A adesão da ala governista ajudou a impulsionar a pauta nas redes sociais, que superou rapidamente a repercussão do caso Juscelino Filho. "Tudo precisa ser apurado e todas as medidas cabíveis devem ser adotadas para responsabilizar esses delinquentes", escreveu o ministro-chefe da Secretaria de Comunicação Social, Paulo Pimenta (PT). Outros especulam que o caso teria relação com a venda de uma refinaria da Petrobras para um fundo de investimentos dos Emirados Árabes Unidos, ainda que não haja nenhuma evidência nesse sentido até o momento.
Entenda os casos
A primeira notícia sobre suspeitas de gasto irregular de verba pública pelo ministro Juscelino Filho surgiu em 30 de janeiro, quando o Estadão revelou que o político, ainda quando era deputado, destinou R$ 5 milhões do orçamento secreto para asfaltar uma estrada que passa em frente à sua fazenda no Maranhão.
Posteriormente, o jornal mostrou que o ministro fez uso de um avião da Força Aérea Brasileira (FAB) e recebeu diárias para participar de um leilão de cavalos em São Paulo, além de sonegar informações para a Justiça Eleitoral e prestar contas de viagens de helicóptero em nome de supostos cabos eleitorais que negam conhecer o político.
O ministro se defendeu das acusações dizendo que teve agenda pública em São Paulo - os compromissos duraram apenas duas horas e meia ao todo, em uma viagem de quatro dias - e anunciou que devolveria as diárias. Sobre a estrada, alega que a obra beneficia o município maranhense de Vitorino Freire.
Já o caso da entrada ilegal de joias destinadas à família Bolsonaro foi revelado pelo Estadão em 3 de março. Membros do governo passado tentaram entrar ilegalmente no Brasil com colar, anel, relógio e par de brincos de diamantes avaliados em 3 milhões, o equivalente a R$ 16,5 milhões, em outubro de 2021.
O pacote foi apreendido pela Receita Federal na bagagem de Marcos André Soeiro, assessor do ex-ministro de Minas e Energia Bento Albuquerque, no aeroporto de Guarulhos. Após o flagrante, o ministro teria dito que era um presente do regime da Arábia Saudita para a primeira-dama Michelle e não teria aceitado a opção de declarar como um presente do governo saudita ao Brasil.
O governo Bolsonaro então deu início a uma série de tentativas para reaver os diamantes, alegando que seriam destinados a um acervo, sem especificar se público ou privado. Uma delas ocorreu a três dias do fim de seu mandato. Após o caso ser revelado, o político desqualificou a denúncia e disse que a intenção era incluir o presente em acervo oficial da Presidência da República.

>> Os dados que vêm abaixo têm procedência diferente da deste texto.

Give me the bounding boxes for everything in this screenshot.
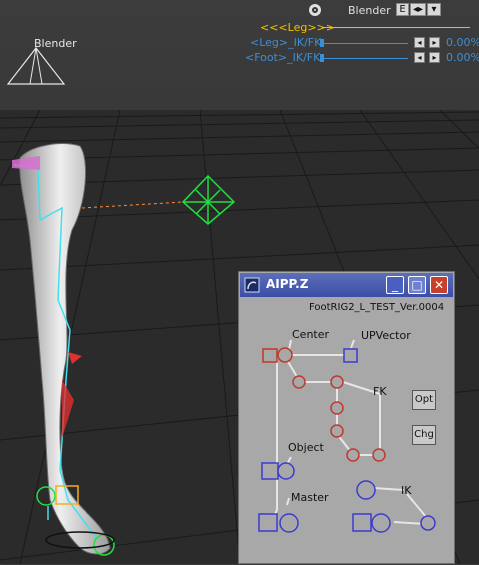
fk-picker-1[interactable] xyxy=(292,375,306,389)
opt-button[interactable]: Opt xyxy=(412,390,436,410)
hud-title: Blender xyxy=(348,4,391,17)
leg-ikfk-value: 0.00% xyxy=(446,36,479,49)
arrows-left-right-icon[interactable]: ◂▸ xyxy=(410,3,426,16)
object-label: Object xyxy=(288,441,324,454)
object-picker[interactable] xyxy=(259,460,297,482)
upvector-picker[interactable] xyxy=(340,345,360,365)
camera-label: Blender xyxy=(34,37,77,50)
fk-picker-6[interactable] xyxy=(372,448,386,462)
leg-ikfk-slider-line xyxy=(324,43,408,44)
fk-picker-3[interactable] xyxy=(330,401,344,415)
chevron-down-icon[interactable]: ▾ xyxy=(427,3,441,16)
foot-ikfk-value: 0.00% xyxy=(446,51,479,64)
foot-ikfk-decrement-button[interactable]: ◂ xyxy=(414,52,425,63)
upvector-label: UPVector xyxy=(361,329,411,342)
ik-label: IK xyxy=(401,484,412,497)
center-label: Center xyxy=(292,328,330,341)
section-divider xyxy=(322,27,470,28)
master-picker[interactable] xyxy=(256,511,300,535)
leg-ikfk-decrement-button[interactable]: ◂ xyxy=(414,37,425,48)
foot-ikfk-label: <Foot>_IK/FK xyxy=(245,51,321,64)
center-picker[interactable] xyxy=(259,344,295,366)
foot-ikfk-slider-line xyxy=(324,58,408,59)
fk-picker-2[interactable] xyxy=(330,375,344,389)
leg-ikfk-label: <Leg>_IK/FK xyxy=(250,36,322,49)
fk-label: FK xyxy=(373,385,387,398)
ik-toe-picker[interactable] xyxy=(420,515,436,531)
master-label: Master xyxy=(291,491,329,504)
e-button[interactable]: E xyxy=(396,3,409,16)
fk-picker-5[interactable] xyxy=(346,448,360,462)
leg-ikfk-increment-button[interactable]: ▸ xyxy=(429,37,440,48)
ik-pole-picker[interactable] xyxy=(356,480,376,500)
fk-picker-4[interactable] xyxy=(330,424,344,438)
foot-ikfk-increment-button[interactable]: ▸ xyxy=(429,52,440,63)
crosshair-icon[interactable] xyxy=(308,3,322,17)
chg-button[interactable]: Chg xyxy=(412,425,436,445)
ik-foot-picker[interactable] xyxy=(350,511,392,535)
aippz-window[interactable]: AIPP.Z _ □ ✕ FootRIG2_L_TEST_Ver.0004 Ce… xyxy=(238,271,455,564)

Além do pacote apreendido pela Receita, uma segunda carga não declarada, no valor de pelo menos R$ 400 mil, entrou ilegalmente no Brasil e foi entregue ao Planalto. O Ministério da Justiça acionou a Polícia Federal para investigar os fatos, que podem configurar crimes de descaminho, além de peculato e lavagem de dinheiro. A Controladoria-Geral da União (CGU) e a Comissão de Ética da Presidência também apuram o episódio.